By JOEL BRADY
Teaching a compressed course, like a six-week summer course, provides unique educational opportunities for students and instructors.
Students can study a topic in an extremely focused way. Long meeting times can provide time for varied activities, with less time lost for warm-up and wrap-up. And the condensed format can foster greater student rapport and “learning community.” Of course, students appreciate the ability to move through their program more rapidly or to remediate without lengthening time to degree.
Compressed classes also provide significant challenges. It can be difficult to build in time for reflection/processing. Getting students to complete as much as twice as much reading in the same amount of time is not easy.
And what about those long classes? Yes, you can do more, but how will you fill that time and maintain students’ attention? Will you simply lecture for three straight hours? (Hint: you shouldn’t!) How can you maximize the opportunities that a six-week class presents while meeting the challenges?
At Pitt, Summer 6-Week-1 runs mid-May to late-June, while Summer 6-Week-2 runs late-June to early-August. Four-week and 12-week sessions also run during the summer. Classes are generally longer (commonly 2 hours and 50 minutes) and may meet twice or even three times per week. Often, the classes carry smaller enrollments.
What kind of students take these courses? They may be particularly motivated or, alternatively, remedial students.

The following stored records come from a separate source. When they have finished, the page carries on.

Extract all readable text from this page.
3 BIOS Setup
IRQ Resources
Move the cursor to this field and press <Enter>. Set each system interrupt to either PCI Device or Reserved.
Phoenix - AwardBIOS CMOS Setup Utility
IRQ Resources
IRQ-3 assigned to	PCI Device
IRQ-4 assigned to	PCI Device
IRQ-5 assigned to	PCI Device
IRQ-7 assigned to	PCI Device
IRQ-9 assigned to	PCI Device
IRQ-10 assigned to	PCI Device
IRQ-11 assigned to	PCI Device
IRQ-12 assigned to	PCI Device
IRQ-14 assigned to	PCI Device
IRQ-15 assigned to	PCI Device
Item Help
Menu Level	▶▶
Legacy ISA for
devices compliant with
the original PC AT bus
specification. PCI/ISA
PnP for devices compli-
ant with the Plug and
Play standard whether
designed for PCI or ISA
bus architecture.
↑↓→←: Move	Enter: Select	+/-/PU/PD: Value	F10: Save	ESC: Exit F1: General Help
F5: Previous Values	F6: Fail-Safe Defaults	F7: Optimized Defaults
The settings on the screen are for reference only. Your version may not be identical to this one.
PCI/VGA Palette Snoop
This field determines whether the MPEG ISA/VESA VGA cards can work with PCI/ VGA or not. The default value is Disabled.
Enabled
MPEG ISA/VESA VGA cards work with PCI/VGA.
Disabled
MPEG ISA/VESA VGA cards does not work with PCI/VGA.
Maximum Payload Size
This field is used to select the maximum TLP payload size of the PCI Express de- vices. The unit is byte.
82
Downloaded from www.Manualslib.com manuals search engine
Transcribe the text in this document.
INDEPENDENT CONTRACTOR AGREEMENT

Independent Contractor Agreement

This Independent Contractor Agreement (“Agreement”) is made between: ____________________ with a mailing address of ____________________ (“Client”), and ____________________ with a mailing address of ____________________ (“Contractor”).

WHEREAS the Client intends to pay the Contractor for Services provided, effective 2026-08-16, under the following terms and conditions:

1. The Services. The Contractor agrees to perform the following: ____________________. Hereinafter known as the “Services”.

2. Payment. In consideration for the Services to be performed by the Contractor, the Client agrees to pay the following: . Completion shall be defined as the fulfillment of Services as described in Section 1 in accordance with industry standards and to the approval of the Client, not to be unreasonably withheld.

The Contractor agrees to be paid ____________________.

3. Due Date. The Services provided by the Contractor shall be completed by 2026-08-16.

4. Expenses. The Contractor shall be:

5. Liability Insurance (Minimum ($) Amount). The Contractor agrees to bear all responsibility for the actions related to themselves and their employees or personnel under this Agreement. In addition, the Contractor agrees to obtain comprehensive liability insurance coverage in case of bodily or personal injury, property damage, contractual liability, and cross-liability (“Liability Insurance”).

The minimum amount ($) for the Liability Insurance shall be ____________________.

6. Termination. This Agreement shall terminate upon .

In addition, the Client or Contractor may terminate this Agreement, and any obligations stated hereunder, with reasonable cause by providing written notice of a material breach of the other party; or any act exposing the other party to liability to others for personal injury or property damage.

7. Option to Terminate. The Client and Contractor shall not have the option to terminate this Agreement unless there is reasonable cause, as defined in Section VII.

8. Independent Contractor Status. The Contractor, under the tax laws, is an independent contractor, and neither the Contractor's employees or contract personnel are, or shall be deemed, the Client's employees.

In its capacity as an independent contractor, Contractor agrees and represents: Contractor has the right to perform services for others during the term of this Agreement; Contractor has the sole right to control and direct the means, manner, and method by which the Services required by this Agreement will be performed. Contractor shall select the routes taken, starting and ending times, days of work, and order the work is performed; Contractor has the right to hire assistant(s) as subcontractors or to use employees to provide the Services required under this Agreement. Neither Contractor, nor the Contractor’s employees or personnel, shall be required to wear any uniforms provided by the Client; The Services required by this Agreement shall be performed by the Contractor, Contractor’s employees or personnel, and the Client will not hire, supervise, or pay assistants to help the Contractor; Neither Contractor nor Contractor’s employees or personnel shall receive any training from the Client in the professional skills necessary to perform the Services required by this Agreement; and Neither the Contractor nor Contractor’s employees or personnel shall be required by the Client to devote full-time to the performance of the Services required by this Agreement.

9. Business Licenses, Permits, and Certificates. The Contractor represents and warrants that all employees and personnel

They can be traditional Pitt students, familiar with the Pitt system, or undergrads from Pitt’s regional campuses, community colleges or other institutions. You may have non-traditional, “Third-Age” or high school students. This may be their first compressed class, and they may be taking more than one accelerated class at a time.
Prior to the semester, take steps to increase your likelihood for success. Identify your goals for yourself — what skills do you want to hone and add to your portfolio? How much work can you responsibly handle? Plan your assignments accordingly. Allot time to work on your course and measure your success by doing the best you can do within the reasonable time frame you have allotted.
Provide your syllabus and readings to your students as soon as possible. Let them know upfront the implications of the intense workload. If attendance will be important, consider making it mandatory. Missing one class may be like missing two, three or even four classes during the fall or spring semesters. On the first day of class, administer a pre-assessment: Why are they taking the class? What are their goals? Plan to teach the whole class session that first day as a model of how classes will be run.
Instructors of six-week courses often ask, “How will I cover the material from my 14-week class in only six weeks?” While coverage of content is important, we suggest starting instead with learning objectives.
What skills do you wish them to acquire and leave the class with? This question is related to, but distinct from the question of content, and can help you address questions like how much reading to assign.
If your goal, for example, is for your students to be able to conduct a deep-level analysis in a particular area, you might reduce the amount of survey/background/contextual reading you assign. Class schedule also can determine reading loads: more reading in between your Wednesday and ensuing Monday class than in between your Monday and subsequent Wednesday class. If you really want students to do the readings, design class to depend upon their completion.
Use multiple, frequent opportunities for reflection/assessment. Administer a quiz or individual writing assignment as early as the second class. Notify students immediately of early missed assignments and remind them of the additional challenge of falling behind in an accelerated class. Provide timely feedback, ideally before the next class/next assignment. Provide clear rubrics. Administer a mid-term survey during week three.
During those long class sessions, let learning objectives structure your lesson plans and lecture notes. You have already identified your broad, course level learning objectives — now break these into component skills. What do you want your students to be able to do by the end of an individual class session?
Start each class with a guided review, drawing upon the learning objectives from the previous class session, and conclude class with an informal assessment like a brief writing activity. Vary your learning activities. Think in 7- to 10-minute chunks, and change your teaching mode, which can mean something as simple as pausing from lecture to ask a targeted question, or something more involved like an individual writing or small group activity.
As the semester progresses, keep a teaching journal: what worked and what didn’t? Talk to other people — in your department, at the Teaching Center — to get feedback. And when you hit those really trying times, remember, it’s only for six weeks!
Joel Brady is program coordinator and consultant at the Center for Teaching and Learning and part-time instructor in Religious Studies and Slavic Languages & Literatures.